I assume you meant AKV...?!?

Buying a timeshare isn't like buying a condo, there really aren't 'buyer's brokers.' So choosing a timeshare broker is more a matter of seeing who has the inventory you want. My more recent DVC purchase was through The Timeshare Store (http://www.dvc-resales.com) but there are other good brokers out there.

DVC 1BRs and 2BRs villas have kitchens that range from reasonable to quite nice, the functionality of the studio kitchens vary.


----------



## AnnaS (Nov 28, 2016)

While the kids are in school, not much choice - holidays and summers.  We did this for years.  We tried end of June (right after school was over), July once and then almost all of our trips were end of August (last week off before school started).  Definitely hot and humid but we knew that.  It can be done of course as long as you are prepared.  Get out early (rope drop if possible), go back to the resort very early afternoon (before or after your lunch).  Relax, nap, hang out by the pool.   Head back out very late afternoon/early evening.  Lot's of water, hats, sunblock, ponchos, mist fans.  Whatever works.  If you need to stay in the park longer or middle of the day, take short breaks in the stores, restaurants, ac rides, shade, etc.  
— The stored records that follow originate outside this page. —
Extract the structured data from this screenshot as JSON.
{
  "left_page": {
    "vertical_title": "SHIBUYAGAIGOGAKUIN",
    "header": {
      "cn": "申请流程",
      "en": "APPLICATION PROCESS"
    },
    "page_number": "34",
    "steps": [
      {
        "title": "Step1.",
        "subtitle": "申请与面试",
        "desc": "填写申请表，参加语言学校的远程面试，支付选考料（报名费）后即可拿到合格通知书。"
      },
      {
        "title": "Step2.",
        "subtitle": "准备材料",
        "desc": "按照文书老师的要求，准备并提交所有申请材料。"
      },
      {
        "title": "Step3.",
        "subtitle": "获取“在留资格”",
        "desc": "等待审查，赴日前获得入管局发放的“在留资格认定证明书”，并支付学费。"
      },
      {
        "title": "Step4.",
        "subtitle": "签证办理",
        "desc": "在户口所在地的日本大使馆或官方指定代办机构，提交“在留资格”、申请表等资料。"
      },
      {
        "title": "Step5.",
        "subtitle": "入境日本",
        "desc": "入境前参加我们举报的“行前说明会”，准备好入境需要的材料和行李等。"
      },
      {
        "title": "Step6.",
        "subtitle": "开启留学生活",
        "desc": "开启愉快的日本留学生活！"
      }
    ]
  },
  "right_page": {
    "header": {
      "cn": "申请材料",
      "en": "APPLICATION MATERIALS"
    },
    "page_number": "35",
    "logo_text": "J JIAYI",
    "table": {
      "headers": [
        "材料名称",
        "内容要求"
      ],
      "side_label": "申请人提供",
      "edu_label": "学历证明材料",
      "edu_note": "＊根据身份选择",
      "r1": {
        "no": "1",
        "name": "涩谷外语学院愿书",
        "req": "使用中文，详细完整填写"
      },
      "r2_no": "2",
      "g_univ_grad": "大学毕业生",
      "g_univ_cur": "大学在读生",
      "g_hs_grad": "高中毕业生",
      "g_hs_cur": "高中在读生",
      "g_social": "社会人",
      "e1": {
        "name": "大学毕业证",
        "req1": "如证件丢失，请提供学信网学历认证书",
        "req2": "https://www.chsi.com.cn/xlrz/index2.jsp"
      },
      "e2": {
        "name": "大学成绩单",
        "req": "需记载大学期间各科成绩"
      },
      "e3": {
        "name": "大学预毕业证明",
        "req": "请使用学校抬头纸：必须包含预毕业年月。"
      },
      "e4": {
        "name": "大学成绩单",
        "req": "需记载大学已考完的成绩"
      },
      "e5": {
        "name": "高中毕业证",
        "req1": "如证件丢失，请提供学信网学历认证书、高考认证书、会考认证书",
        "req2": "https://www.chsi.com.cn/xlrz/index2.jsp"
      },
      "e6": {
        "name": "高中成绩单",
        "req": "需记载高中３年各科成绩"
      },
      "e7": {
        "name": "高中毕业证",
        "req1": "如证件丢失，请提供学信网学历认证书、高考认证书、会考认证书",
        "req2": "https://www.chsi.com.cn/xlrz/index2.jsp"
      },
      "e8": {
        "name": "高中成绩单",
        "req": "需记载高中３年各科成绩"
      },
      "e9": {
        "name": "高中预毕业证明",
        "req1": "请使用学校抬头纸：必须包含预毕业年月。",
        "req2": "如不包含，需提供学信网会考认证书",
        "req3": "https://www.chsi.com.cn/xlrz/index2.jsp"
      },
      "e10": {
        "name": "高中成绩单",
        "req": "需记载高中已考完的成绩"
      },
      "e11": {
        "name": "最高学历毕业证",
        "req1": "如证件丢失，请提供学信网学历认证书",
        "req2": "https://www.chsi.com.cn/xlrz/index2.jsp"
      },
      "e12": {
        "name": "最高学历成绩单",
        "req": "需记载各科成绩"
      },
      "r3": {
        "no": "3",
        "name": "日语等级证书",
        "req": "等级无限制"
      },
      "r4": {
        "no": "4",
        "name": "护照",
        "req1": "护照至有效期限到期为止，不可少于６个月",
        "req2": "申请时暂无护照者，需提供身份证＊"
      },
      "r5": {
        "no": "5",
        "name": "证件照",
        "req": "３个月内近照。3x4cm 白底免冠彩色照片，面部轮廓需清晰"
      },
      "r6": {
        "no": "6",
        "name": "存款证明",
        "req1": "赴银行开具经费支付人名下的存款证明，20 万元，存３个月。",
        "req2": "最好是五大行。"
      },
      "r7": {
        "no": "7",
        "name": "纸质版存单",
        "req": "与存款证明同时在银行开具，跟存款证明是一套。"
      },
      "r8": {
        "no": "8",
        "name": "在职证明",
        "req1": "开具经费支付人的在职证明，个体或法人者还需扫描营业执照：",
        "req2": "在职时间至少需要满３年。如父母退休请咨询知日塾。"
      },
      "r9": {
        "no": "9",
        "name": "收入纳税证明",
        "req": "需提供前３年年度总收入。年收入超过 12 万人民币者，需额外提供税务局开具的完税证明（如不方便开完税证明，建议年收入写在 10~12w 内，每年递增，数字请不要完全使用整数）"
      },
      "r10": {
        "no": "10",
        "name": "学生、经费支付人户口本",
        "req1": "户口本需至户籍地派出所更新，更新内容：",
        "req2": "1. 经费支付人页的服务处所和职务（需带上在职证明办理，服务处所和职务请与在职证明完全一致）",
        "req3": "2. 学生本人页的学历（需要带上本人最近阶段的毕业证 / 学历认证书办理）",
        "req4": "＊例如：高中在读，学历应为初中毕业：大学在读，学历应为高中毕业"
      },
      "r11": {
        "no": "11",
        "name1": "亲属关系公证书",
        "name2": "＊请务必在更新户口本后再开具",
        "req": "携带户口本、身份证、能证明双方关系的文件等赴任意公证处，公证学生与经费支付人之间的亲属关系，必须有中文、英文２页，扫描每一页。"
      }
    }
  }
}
AKVs is a great resort, if this is where you plan on staying, then buy here.  I would suggest you visit at least once before you buy.  If you have time, take a ride to whichever other resort you are/might be interested in.  Get a feel of the place.  Picking a resort is pretty personal.  Some have no problem with the condo style resort and some prefer the hotel style resort.  

We bought direct many years ago but I would definitely compare direct vs. resale.  If you want to save big bucks and don't mind losing the few "perks" - definitely buy resale.


----------



## capjak (Nov 28, 2016)

I would buy resale first.  Once you are a member you can buy as little as 25 points directly from DVC and get the ticket discounts as well as some others by owning 25 direct and 175 resale.


----------



## Deb & Bill (Nov 29, 2016)

Buy where you don't mind staying if you can't change your reservation at seven months out to a different resort.  Then you won't be disappointed with your stay.  At seven months out, all points are equal and you can book anywhere.  But not everything will be available every time you want to book.

And August is hot, hot, hot.  You'll spend a lot of time at the pool because of the heat.  And August tends to be the month when most hurricanes hit.  So if you fly or drive through any hurricane prone areas, your trip could be delayed.  Hurricanes don't usually affect WDW much (they might shut down for a day or part of a day) but getting there might be a problem.

I agree with capjak.  Buy your bigger resale contract first.  Then DVC will sell you a 25 point contract to match your Use Year (but not your resort if you want 25 points at a different one - but 25 points won't get you much) to get the AP perks.  They usually won't sell you a 25 point contract as a first contract.  But they will as a add-on.


----------